With a sigh, she crossed her arms. “Fine.” Her bottom lip stuck out in a pout. “It was my own cooler, though. Cute and pink. And I bought all the hard seltzers with my own money!”
“We literally just robbed meth-dealing bikers to save your mother, Ginny,” Shepherd said. “You can sacrifice a cooler and some hard seltzers for the cause.”
“Yeah. Maybe.”
“We’re all suffering,” Noah agreed from the front seat, his voice thick with unshed tears. “We’re all suffering greatly.”
Shepherd’s Pies was closed, though there was a light on inside.
Noah parked in the back alley, still sniffling, and the three of them eased Hector out of Ginny’s car and into the kitchen.
Normally hotter than the street outside, the ovens were off, and the kitchen was a stuffy eighty-two degrees, give or take.
Chris was sitting on one of the counters, eating a banana.
Max and Charlie were off to the side, looking at Max’s phone.
“This one’s angle is better,” Max said, his thumb moving across the screen. Something exploded in his hand. Both he and Charlie laughed. “Oh, man, this is gonna trend, I just know it. ‘Taco Truck Explodes at Biker Party’ just has a ring to it, you know? A je ne sais quoi.”
“Gesundheit,” Charlie said. “Ah, you made it! What, uh—” He crossed his arms. “What’s that?”
Shepherd, Ginny, and Noah dropped Hector onto the tile floor with a bang. Noah shuddered, wiped his eyes. “I need ice,” he whispered. “I’m gonna throw up.”

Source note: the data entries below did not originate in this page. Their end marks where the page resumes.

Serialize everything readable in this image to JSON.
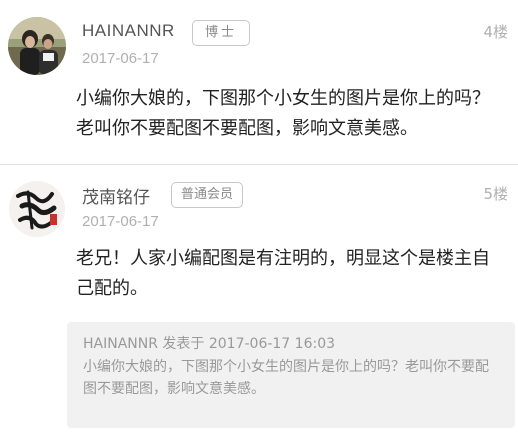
{
  "posts": [
    {
      "username": "HAINANNR",
      "rank": "博士",
      "date": "2017-06-17",
      "floor": "4楼",
      "content": "小编你大娘的，下图那个小女生的图片是你上的吗？老叫你不要配图不要配图，影响文意美感。"
    },
    {
      "username": "茂南铭仔",
      "rank": "普通会员",
      "date": "2017-06-17",
      "floor": "5楼",
      "content": "老兄！人家小编配图是有注明的，明显这个是楼主自己配的。",
      "quote": {
        "header": "HAINANNR 发表于 2017-06-17 16:03",
        "text": "小编你大娘的，下图那个小女生的图片是你上的吗？老叫你不要配图不要配图，影响文意美感。"
      }
    }
  ],
  "colors": {
    "text_primary": "#222222",
    "text_muted": "#b0b0b0",
    "quote_bg": "#f1f1f1",
    "divider": "#e4e4e4"
  },
  "icons": {
    "avatar_1": "avatar-photo",
    "avatar_2": "avatar-calligraphy"
  }
}
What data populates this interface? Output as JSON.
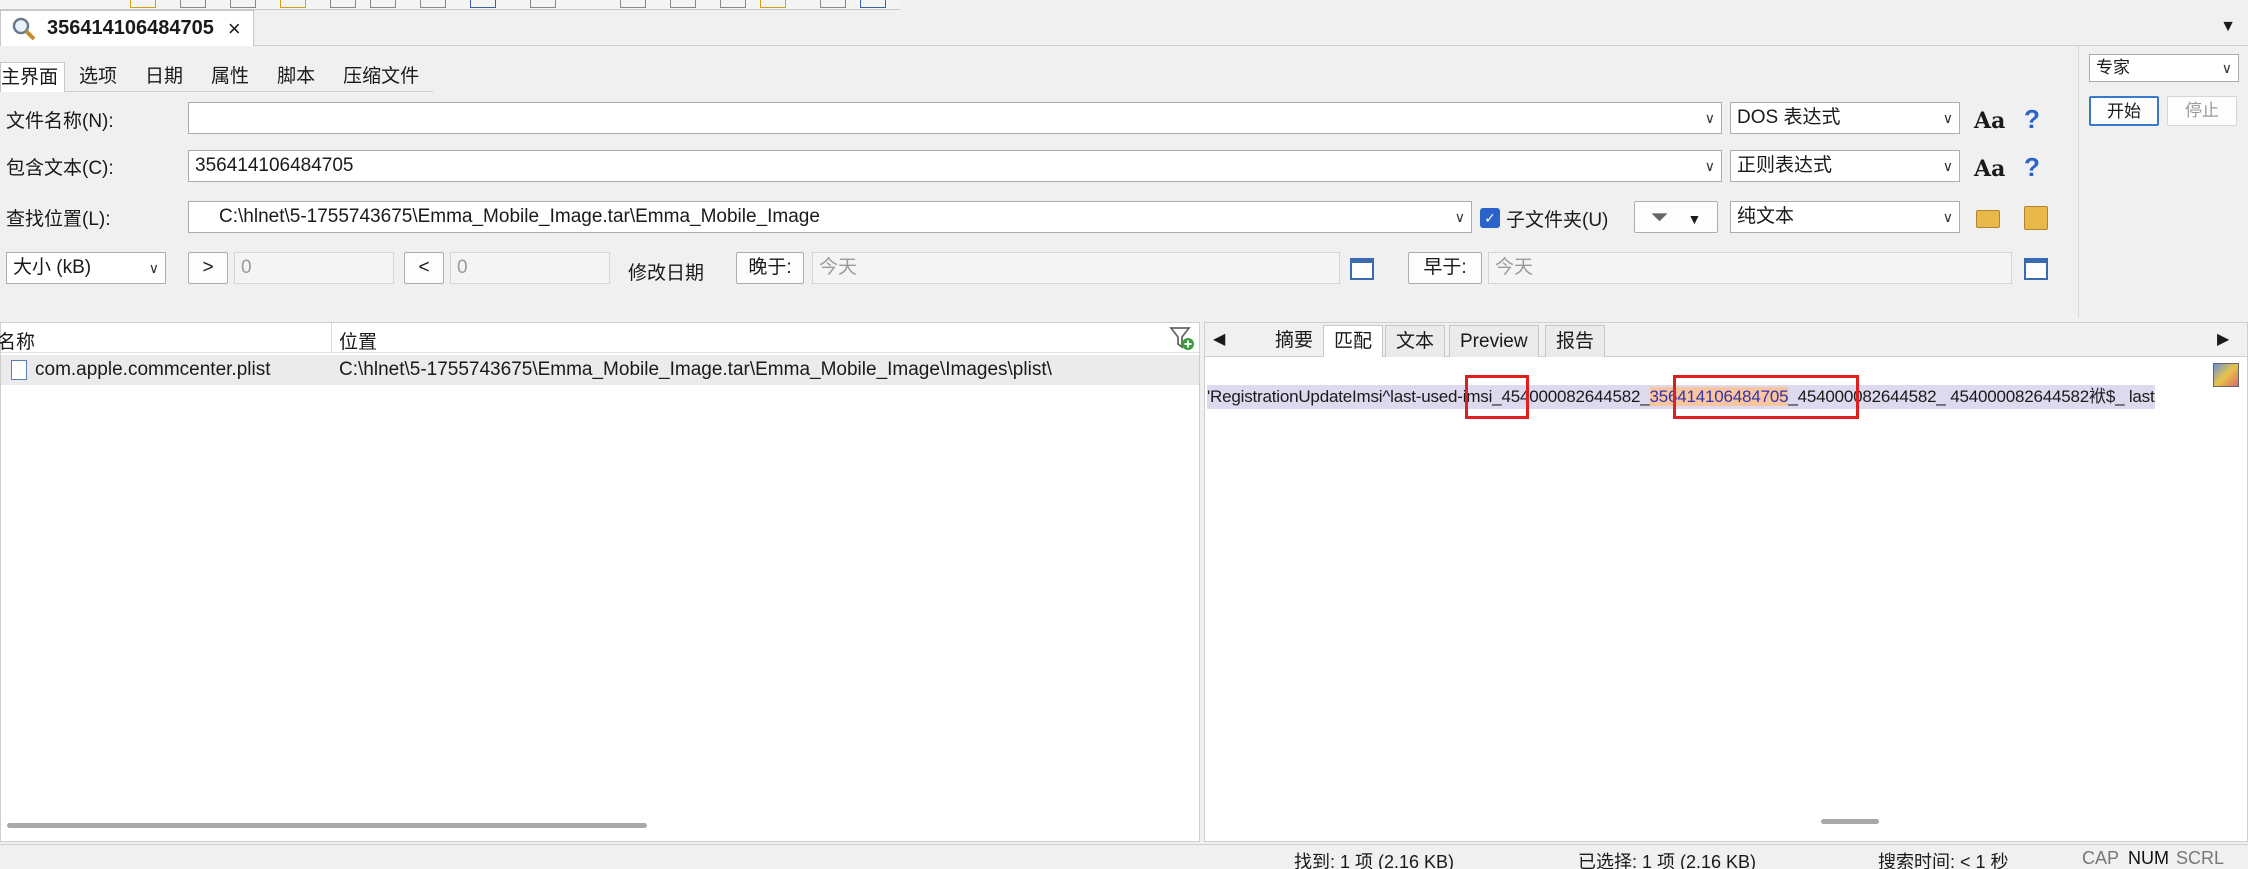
{
  "tab": {
    "title": "356414106484705",
    "close": "×"
  },
  "subtabs": [
    "主界面",
    "选项",
    "日期",
    "属性",
    "脚本",
    "压缩文件"
  ],
  "filename": {
    "label": "文件名称(N):",
    "value": "",
    "mode": "DOS 表达式",
    "aa": "Aa",
    "help": "?"
  },
  "content": {
    "label": "包含文本(C):",
    "value": "356414106484705",
    "mode": "正则表达式",
    "aa": "Aa",
    "help": "?"
  },
  "location": {
    "label": "查找位置(L):",
    "value": "C:\\hlnet\\5-1755743675\\Emma_Mobile_Image.tar\\Emma_Mobile_Image",
    "subfolders_label": "子文件夹(U)",
    "type": "纯文本"
  },
  "size": {
    "unit": "大小 (kB)",
    "gt": ">",
    "gt_value": "0",
    "lt": "<",
    "lt_value": "0"
  },
  "date": {
    "label": "修改日期",
    "after_btn": "晚于:",
    "after_value": "今天",
    "before_btn": "早于:",
    "before_value": "今天"
  },
  "right_panel": {
    "profile": "专家",
    "start": "开始",
    "stop": "停止"
  },
  "results": {
    "columns": {
      "name": "名称",
      "location": "位置"
    },
    "rows": [
      {
        "name": "com.apple.commcenter.plist",
        "location": "C:\\hlnet\\5-1755743675\\Emma_Mobile_Image.tar\\Emma_Mobile_Image\\Images\\plist\\"
      }
    ]
  },
  "preview": {
    "tabs": [
      "摘要",
      "匹配",
      "文本",
      "Preview",
      "报告"
    ],
    "active_tab": "匹配",
    "line": {
      "part1": "'RegistrationUpdateImsi^last-used-imsi_",
      "part2": "454000082644582_",
      "highlight": "356414106484705",
      "part3": "_454000082644582_ 454000082644582袱$_ last"
    }
  },
  "status": {
    "found": "找到: 1 项 (2.16 KB)",
    "selected": "已选择: 1 项 (2.16 KB)",
    "time": "搜索时间: < 1 秒",
    "cap": "CAP",
    "num": "NUM",
    "scrl": "SCRL"
  },
  "colors": {
    "accent": "#2a62c9",
    "highlight": "#f7c6a0",
    "row_bg": "#ddd9ee",
    "box": "#e02020"
  }
}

Chris hopped off the counter and ushered Noah away with an arm around his shoulders. “There, there, little buddy. You’re safe now.”
“There wasn’t a safe,” Shepherd said. He wiped his forehead with the back of his hand. “No safe. Only painting. Money in painting.”
Ginny blinked at him. “Are you OK? Do you need ice?”
He waved her off, though really he was mentally calculating the steps to the nearest toilet and/or trash can. Robbing bikers on an empty stomach was, apparently, not what his body considered optimal biological functioning. “Just get me a knife. Max, lock all the doors. Let’s get this open.”
Ginny pulled a butcher knife out of the nearest block, a metallic twang filling the air. “OK, but I don’t want to watch.” She handed it over. “Bye, Hector. You were misunderstood, but Lex would’ve loved you.”
“Oh God.” Shepherd moved the knife to his right hand. “Lex would love him. Maybe we should cut him from behind to try to save him?”
“No!” came Noah’s frantic, high-pitched scream from somewhere else in the restaurant. “Kill it! Kill it now, Shepherd! Take off its face before it eats us alive!”
Charlie laughed. “Damn. What a group you got here, Ginny. Like a sitcom. Come on, Shep. Let’s get this money so we can pay those kidnappers, eh?”
“Right, right. The kidnappers.” Shepherd sighed. “The whole point.”
Then he stabbed Hector in his sad clown face.